Well, I hope there will be more than one as I'm so excited by this one.
I'll have to take you back to Crete again I'm afraid. While in Chania, our first stop, we went to a market, a huge market, two or three blocks and up side streets, lots and lots a veges and fruit but right at the end several stands of ordinary things like shoes, knickers, embroidered table linen and .... fabric.
A Russian lady selling Turkish fabric to a Kiwi in Crete.
This trip I travelled with a small suitcase and an empty back pack thinking I would have plenty of room in the pack for purchases. This would have worked but as we moved from town to town the pack was used for food. So how to choose which fabrics and restrain myself and this was the first stop of a months travel. I loved so many of them and seeing this photo again I could have chosen many more.
Anyway, duh dah -
I think I'll call the range "from under the bed" as a friends mother used to hoard beads and treasures under her bed and I was given a few years ago. They still inspire creativity.
This was a very economic warp. After two blankets you can see how close the fabric is to the reed and you can see the previous red warp through the heddles, the knots were touching shaft 8. I tie warps on and pull through. With 15 cm allowed for tassels there was about 5 cm waste. And even the mohair weft had minimal waste. That is all that's left from 350 gm. I hand dye all these threads, the wool and mohair, so if I run out its pretty difficult to get a match.
Before leaving for Crete I had started weaving this double weave scarf, the black is 100% merino and beautiful, the white is 75% merino and 25% corn silk and is awful. It feels harsh to the touch and didn't full. A local newspaper recently ran an article on how corn silk had been added to carpet wool making it strong and durable. I ask you, who would put it with merino? And in a scarf?
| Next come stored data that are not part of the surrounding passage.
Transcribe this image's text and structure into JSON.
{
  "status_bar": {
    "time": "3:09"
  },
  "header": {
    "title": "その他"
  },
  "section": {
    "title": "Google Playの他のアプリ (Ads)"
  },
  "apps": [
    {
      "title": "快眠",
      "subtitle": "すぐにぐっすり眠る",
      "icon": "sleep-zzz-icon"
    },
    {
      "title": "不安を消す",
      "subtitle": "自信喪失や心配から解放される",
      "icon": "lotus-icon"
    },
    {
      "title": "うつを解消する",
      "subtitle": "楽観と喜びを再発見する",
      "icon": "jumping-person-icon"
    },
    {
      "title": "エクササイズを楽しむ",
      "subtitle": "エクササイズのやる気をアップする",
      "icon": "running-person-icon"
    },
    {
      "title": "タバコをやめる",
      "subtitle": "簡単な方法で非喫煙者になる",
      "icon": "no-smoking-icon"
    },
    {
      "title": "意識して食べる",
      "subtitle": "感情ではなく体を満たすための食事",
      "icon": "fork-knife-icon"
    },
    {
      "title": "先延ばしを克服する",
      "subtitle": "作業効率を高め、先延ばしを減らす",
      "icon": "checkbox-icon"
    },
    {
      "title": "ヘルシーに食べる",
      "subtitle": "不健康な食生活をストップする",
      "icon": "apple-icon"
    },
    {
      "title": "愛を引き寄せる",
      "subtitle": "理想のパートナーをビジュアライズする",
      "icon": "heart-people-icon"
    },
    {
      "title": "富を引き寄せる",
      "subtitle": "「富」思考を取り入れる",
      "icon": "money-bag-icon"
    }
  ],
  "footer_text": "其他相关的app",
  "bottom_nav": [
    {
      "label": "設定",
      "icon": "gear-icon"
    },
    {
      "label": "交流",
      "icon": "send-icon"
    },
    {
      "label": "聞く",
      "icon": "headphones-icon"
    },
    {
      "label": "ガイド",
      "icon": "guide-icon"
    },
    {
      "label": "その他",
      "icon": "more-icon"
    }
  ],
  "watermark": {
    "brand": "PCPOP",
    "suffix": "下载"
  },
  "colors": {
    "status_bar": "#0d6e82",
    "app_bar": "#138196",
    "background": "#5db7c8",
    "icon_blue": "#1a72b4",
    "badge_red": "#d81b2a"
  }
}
Duh! And it took so loooong to weave, every stripe change was a change of dobby chains.
Number 2 scarf has been improved considerably by weaving a lovely soft grey wool over the corn silk. Notice the barber pole fringe where I twisted a black strand with a white one whereas on the striped scarf I separated the layers and twisted black with black and white with white which I like better.
I had some warp left at the end so wondered what would happen if I turned the dobby chains around, back to front and circling backwards. Not only did the colours reverse but the circles offset also.
As I worked on these I was inspired to use the same threading for some sculptural pieces using monofilament and shells as part of a body of work for exhibition.
On Thursday afternoon I had about 20 ladies from the Mount Maunganui Creative Fibre club visit my studio and we had a major show and tell. A lot of fun.
I'm now back to the bread and butter of weaving blankets for Pauanesia which I love doing as the colours inspire.
I thought you might like to see this image, number 8, of a spindle whorl from a shrine, 7th Century BC taken in the museum of the Athens Agora. No. 7 is a clay disk cut from a pot and no. 6 is a stone disk.
The last island we visited was Naxos which I enjoyed far more than Santorini, more down to earth and not existing with the sole aim of fleecing the tourist.
One day we took a bus ride to a historic village called Halki, about 20 minutes drive from Naxos town. Wandering down a street I heard swish, bang, bang and my heart jumped and thought that can only be a loom in action. Sure enough there was Marie beckoning to me in her shop window.
She was using 4 shafts, 80cm wide,1080 threads and the warp was 800 metre long. She thought it would take 2 years to weave it all off. I was surprised that there didn't seem to be any seperaters in the warp.
She had been taught to weave by her grandmother who also was called Penelope. Her warp was shorter at 600 metres and she used an 18 dent reed, 36 ends per inch. She told me she loved her work made with love and taste from her hands and feet.
While in Heraklion, our last stop in Crete, we walked past a yarn shop which was closed. Bother! But later in the evening while looking for a restaurant for dinner we passed it again and it was open. Lots and lots of yarn from Italy. I chose a couple of unusual balls of black to go with a vest I'm knitting/crocheting for myself. Might have been tempted by more but the shop assistant was not at all obliging so left her to her missery!
Our hotel manager told us of an antique fibre collection held by the Lycium Club in a wee street nearby. Quite a challenge finding it as it wasn't marked but ended up yelling through a grill door up the stairs of the only place it was likely to be and a lady appeared and showed us around. Well what a collection. Costumes from all areas of Crete, and all sorts of weaving, beautiful bobbin lace, antique bags, old weaving shuttles.
I saw such a wonderful bag at the Lycium club I decided I had to have one. Most of the ones I saw in the market place felt like they were made with acrylic and very simplified patterns. Until ....Pete found this one.
Wow! Turns out it was antique with a price of Euro300 which was about NZ$650. Needless to say I came home without a bag.